Este enfoque no pasó desapercibido. Llamó la atención de la Embajada de Noruega en Colombia, en su rol de país garante de los Acuerdos de Paz, que ofreció apoyo económico y técnico a la Fundación Comité de Reconciliación. Con este impulso, la Fundación ha crecido “al 500 por ciento”, dice César. A inicios de 2024, la organización ya albergaba a 3.257 personas, y tenía 14 oficinas regionales, en Colombia.
A partir de esa experiencia, en 2022, el PNUD en Colombia, con apoyo de la Embajada de Noruega, comenzó a apoyar la construcción y diseño de un programa de acompañamiento psicosocial a comparecientes de la Fuerza Pública ante la Jurisdicción Especial para la Paz, que pertenecen a la Fundación Comité de Reconciliación. En el año 2023, la Agencia para la Reincorporación y la Normalización (ARN) empezó a acompañar a los comparecientes. con el PNUD, aplicó una encuesta que permitió hacer una caracterización de dichos comparecientes, para determinar en qué ciudad están, cuáles son sus proyectos económicos, cuáles son sus necesidades en materia de salud mental, entre otras.
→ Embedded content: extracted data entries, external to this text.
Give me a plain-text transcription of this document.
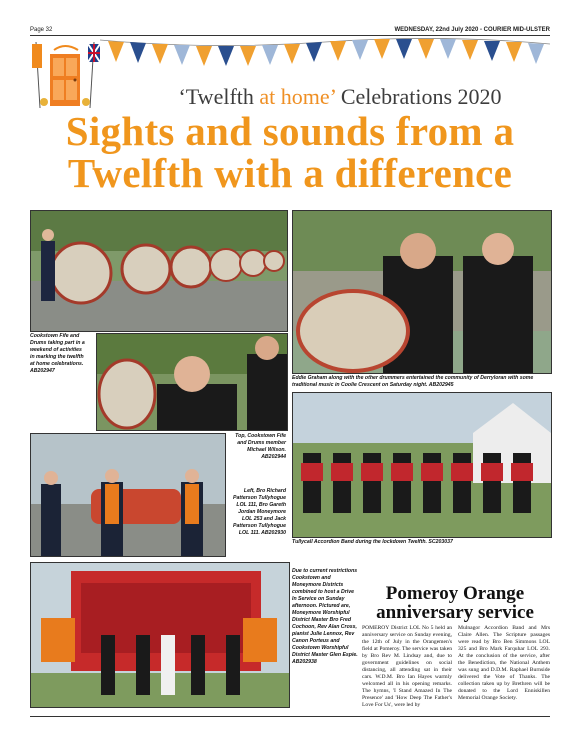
Page 32	WEDNESDAY, 22nd July 2020 - COURIER MID-ULSTER
‘Twelfth at home’ Celebrations 2020
Sights and sounds from a
Twelfth with a difference
Cookstown Fife and Drums taking part in a weekend of activities in marking the twelfth at home celebrations. AB202947
Eddie Graham along with the other drummers entertained the community of Derryloran with some traditional music in Coolie Crescent on Saturday night. AB202945
Top, Cookstown Fife and Drums member Michael Wilson. AB202944
Left, Bro Richard Patterson Tullyhogue LOL 111, Bro Gareth Jordan Moneymore LOL 253 and Jack Patterson Tullyhogue LOL 111. AB202930
Tullycall Accordion Band during the lockdown Twelfth. SC203037
Due to current restrictions Cookstown and Moneymore Districts combined to host a Drive In Service on Sunday afternoon. Pictured are, Moneymore Worshipful District Master Bro Fred Cochoon, Rev Alan Cross, pianist Julie Lennox, Rev Canon Porteus and Cookstown Worshipful District Master Glen Espie. AB202938
Pomeroy Orange
anniversary service
POMEROY District LOL No 5 held an anniversary service on Sunday evening, the 12th of July in the Orangemen's field at Pomeroy. The service was taken by Bro Rev M. Lindsay and, due to government guidelines on social distancing, all attending sat in their cars. W.D.M. Bro Ian Hayes warmly welcomed all in his opening remarks. The hymns, 'I Stand Amazed In The Presence' and 'How Deep The Father's Love For Us', were led by
Mulnagor Accordion Band and Mrs Claire Allen. The Scripture passages were read by Bro Ben Simmons LOL 325 and Bro Mark Farquhar LOL 293. At the conclusion of the service, after the Benediction, the National Anthem was sung and D.D.M. Raphael Burnside delivered the Vote of Thanks. The collection taken up by Brethren will be donated to the Lord Enniskillen Memorial Orange Society.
Así mismo, se espera que, con esta caracterización, pueda haber un acercamiento que les permita conocer la oferta institucional que les ofrece el Gobierno, por intermedio de la ARN, y que los funcionarios de esta entidad tengan un mayor entendimiento y sensibilización sobre el proceso de comparecencia de estos ex integrantes e integrantes activos de la Fuerza Pública.
Dice César: “El ingrediente más grande de este proceso ha sido el amor. El amor para entender el dolor del otro. El amor para entender esa necesidad de sanar”. El puente que se ha construido ha permitido instaurar confianza en las instituciones que posibilitan el camino de transición hacia la paz, la justicia, la reparación y la restauración de los daños causados. A su vez, este camino recorrido ha procurado un mejor proceso de comparecencia, para asegurar una verdad plena para las víctimas del conflicto armado.